There is a danger that the current worldwide protest will meet the same reaction: that the Israeli public will unite against the evil Goyim, instead of uniting against the settlers.
I don't mean the anti-Semites, who are trying to hitch a ride on this movement. They are a negligible force. Neither do I mean those who believe that the creation of the State of Israel was a historical mistake to start with, and that it should be dismantled.
I mean all the idealists who wish to put an end to the suffering of the Palestinian people and the stealing of their land by the settlers, and to help them to found the free State of Palestine.
These aims can be achieved only through peace between Palestine and Israel. And such a peace can come about only if the majority of Palestinians and the majority of Israelis support it. Outside pressure will not suffice.

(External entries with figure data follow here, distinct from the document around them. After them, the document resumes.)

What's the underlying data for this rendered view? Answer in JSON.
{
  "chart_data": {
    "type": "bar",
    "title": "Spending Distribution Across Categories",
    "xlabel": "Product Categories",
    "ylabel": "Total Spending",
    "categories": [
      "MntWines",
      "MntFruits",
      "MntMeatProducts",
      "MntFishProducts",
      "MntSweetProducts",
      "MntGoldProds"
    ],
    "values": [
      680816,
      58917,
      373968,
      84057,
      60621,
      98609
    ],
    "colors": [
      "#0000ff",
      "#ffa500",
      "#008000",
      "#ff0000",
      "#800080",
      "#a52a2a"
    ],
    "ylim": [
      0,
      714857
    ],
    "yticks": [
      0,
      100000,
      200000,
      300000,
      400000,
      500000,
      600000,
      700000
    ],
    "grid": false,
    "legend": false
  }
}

Anyone who understands this must be interested in a world-wide protest that does not push the Israeli population into the arms of the settlers, but, on the contrary, isolates the settlers and turns the general public against them.
How can this be achieved?
THE FIRST thing is to clearly differentiate between the boycott of the settlements and a general boycott of Israel. The TV report suggested that many of the protesters do not see the border between the two. It showed a middle-aged British woman in a supermarket, waving some fruit over her head and shouting: "these come from a settlement!" Then it showed a demonstration against the Ahava cosmetic products that are extracted from the Palestinian part of the Dead Sea. But immediately after, there came a call for a boycott of all Israeli products. Perhaps many of the protesters or the editors of the film - are not clear about the difference.
The Israeli right also blurs this distinction. For example: a recent bill in the Knesset wants to punish those who support a boycott on the products of Israel, including as it states explicitly - the products of the settlements.
If the world protest is clearly focused on the settlements, it will indeed cause many Israelis to realize that there is a clear line between the legitimate State of Israel and the illegitimate occupation.
That is also true for other parts of the story. For example: the initiative to boycott the Caterpillar company, whose monstrous bulldozers are a major weapon of the occupation. When the heroic peace activist Rachel Corrie was crushed to death under one of them, the company should have stopped all further supplies unless assured that they would not be used for repression.
As long as suspected war criminals are not brought to justice in Israel itself, one cannot object to the initiatives to prosecute them abroad.
After this week's decision by the main Israeli theaters to perform in the settlements, it will be logical to boycott them abroad. If they are so keen to make money in Ariel, they can't complain about losing money in Paris and London.